Staff photo by Allison Potter
Supporters, right, and opponents, left, of Carolina Cement Company gather on opposite sides of the Kenan Auditorium entrance prior to a public hearing called by the North Carolina Division of Air Quality on Monday, Aug. 5 at Kenan Auditorium.
Despite opposition, a controversial permit modification to raise the limits on certain types of particulate pollution was approved for Titan Cement’s proposed Castle Hayne plant on Friday, Aug. 30.
The decision comes less than a month after the N.C. Division of Air Quality held an Aug. 5 public hearing, attended by more than 500 citizens, to address the requested change to the controversial air permit. It also grants the company an 18-month extension for the permit.
Originally issued in February 2011, Titan’s air permit was contingent on the company beginning construction on the plant within 18 months of issuance. However, company officials stated in the application — received by the division on April 9 of this year — that ongoing litigation from local and regional environmental groups precluded the company from starting construction.
“Because the result of the contested case hearing is uncertain, and because finalizing designs for the Facility is complex and involves costs in the millions of dollars, it has been infeasible for Carolinas Cement to commit to final designs for the Facility and commence construction,” the application stated.
However, local environmental organizations including the N.C. Coastal Federation, the N.C. Chapter of the Sierra Club and Cape Fear River Watch pointed to a change to the limits of a class of criteria pollutants known as particulate matter (PM) as the real issue in Titan’s application. Those groups have cited studies by medical groups and government agencies to argue that the increases pose an unacceptable risk to public health.
“We were hoping that the DAQ would show some more concern for the citizens of this region, their health and their economic future,” said Mike Giles, a coastal advocate for the N.C. Coastal Federation in an Aug. 30 interview. Giles added that the permit will allow Titan to increase New Hanover County’s total fine particulate emissions by more than 67 percent, “whether Titan says they’re going to emit it or not.”
Titan’s latest application requested an increase in the maximum emissions of “coarse” PM of 10.4 tons per year, and an increase in the maximum levels of “fine” PM of 22.3 tons per year, compared with the company’s 2011 air permit.
An Aug. 29 press release attributed to the plant’s general manager, Bob Odom, alleges that “EPA erred in setting its 2010 emission limits and monitoring system for PM … [which] could not reliably measure PM emissions at such low levels. In December 2012, EPA amended its PM standards and monitoring methodology to correct this error.”
Titan spokespeople have maintained that the modification to the permitted particulate levels was made to reflect those changes in the federal rules. They have also repeated that despite the increase in permitted PM levels, actual emissions from the plant would not change.
However, Odom said in an Aug. 5 interview that the pollution control equipment that will be used by the plant has yet to be finalized.
“We’ve got a pretty good idea but until we have the air permit if we have to tweak something we have to tweak something,” Odom said.
Geoff Gisler, an attorney for the Southern Environmental Law Center who is representing environmental groups suing the DAQ over the current air permit, said the federal changes were based on a “worse-performing bag filter,” a piece of technology which captures pollution, including PM.
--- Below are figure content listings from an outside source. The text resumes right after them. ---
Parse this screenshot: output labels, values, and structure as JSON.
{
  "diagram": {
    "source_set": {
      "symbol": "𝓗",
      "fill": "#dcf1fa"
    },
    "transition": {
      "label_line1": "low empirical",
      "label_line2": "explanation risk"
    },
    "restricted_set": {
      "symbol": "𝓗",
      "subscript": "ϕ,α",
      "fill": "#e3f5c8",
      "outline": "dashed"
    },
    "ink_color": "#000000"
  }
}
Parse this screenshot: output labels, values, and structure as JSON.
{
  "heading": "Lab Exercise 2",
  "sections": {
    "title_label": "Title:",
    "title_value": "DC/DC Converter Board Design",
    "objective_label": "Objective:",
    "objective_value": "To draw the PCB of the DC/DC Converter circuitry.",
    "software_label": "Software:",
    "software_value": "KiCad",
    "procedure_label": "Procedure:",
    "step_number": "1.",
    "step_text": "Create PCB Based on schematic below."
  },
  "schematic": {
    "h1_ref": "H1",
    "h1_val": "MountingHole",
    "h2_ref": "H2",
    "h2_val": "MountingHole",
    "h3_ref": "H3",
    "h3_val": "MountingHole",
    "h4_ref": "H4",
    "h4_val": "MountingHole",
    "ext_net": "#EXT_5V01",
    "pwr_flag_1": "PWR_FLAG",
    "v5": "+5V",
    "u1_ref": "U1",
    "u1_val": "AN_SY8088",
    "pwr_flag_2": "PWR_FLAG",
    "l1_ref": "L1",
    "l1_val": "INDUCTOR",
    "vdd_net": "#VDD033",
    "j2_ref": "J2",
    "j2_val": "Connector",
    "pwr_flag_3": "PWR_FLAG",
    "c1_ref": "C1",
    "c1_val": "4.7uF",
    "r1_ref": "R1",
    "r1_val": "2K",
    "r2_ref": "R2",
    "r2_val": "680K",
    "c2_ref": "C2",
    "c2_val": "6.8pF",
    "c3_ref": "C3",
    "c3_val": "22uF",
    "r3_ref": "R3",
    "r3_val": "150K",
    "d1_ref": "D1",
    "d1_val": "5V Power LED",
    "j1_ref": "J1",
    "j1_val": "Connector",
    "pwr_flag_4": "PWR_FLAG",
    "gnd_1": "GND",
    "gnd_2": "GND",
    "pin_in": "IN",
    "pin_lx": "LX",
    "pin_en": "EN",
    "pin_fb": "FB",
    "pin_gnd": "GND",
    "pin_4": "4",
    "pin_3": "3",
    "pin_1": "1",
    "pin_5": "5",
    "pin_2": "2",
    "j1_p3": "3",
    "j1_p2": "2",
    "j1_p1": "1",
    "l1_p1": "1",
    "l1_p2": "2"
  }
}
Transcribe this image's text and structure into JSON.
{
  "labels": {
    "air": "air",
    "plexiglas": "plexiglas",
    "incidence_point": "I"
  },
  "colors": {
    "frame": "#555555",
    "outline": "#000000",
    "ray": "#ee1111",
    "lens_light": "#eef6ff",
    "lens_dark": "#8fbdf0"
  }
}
“The change at the federal level was motivated by a change in the monitoring,” Gisler said in a telephone interview on Aug. 6. “As part of that, they revised this formula and allowed a more permissive bag filter outlet concentration.”
Gisler said there was no disputing that the bag filter in the company’s previously approved permit would capture more fine particulate matter than the filter specified in its latest application.
Also expected soon is an official determination of whether Titan’s air permit will be upheld by a state administrative law judge, who heard motions for summary judgment on Aug. 7. Noel Talley, speaking on behalf of the state attorney general’s office in an Aug. 30 interview, confirmed that the judge had granted the state’s motion to uphold the permit in court, but had not yet submitted a written order.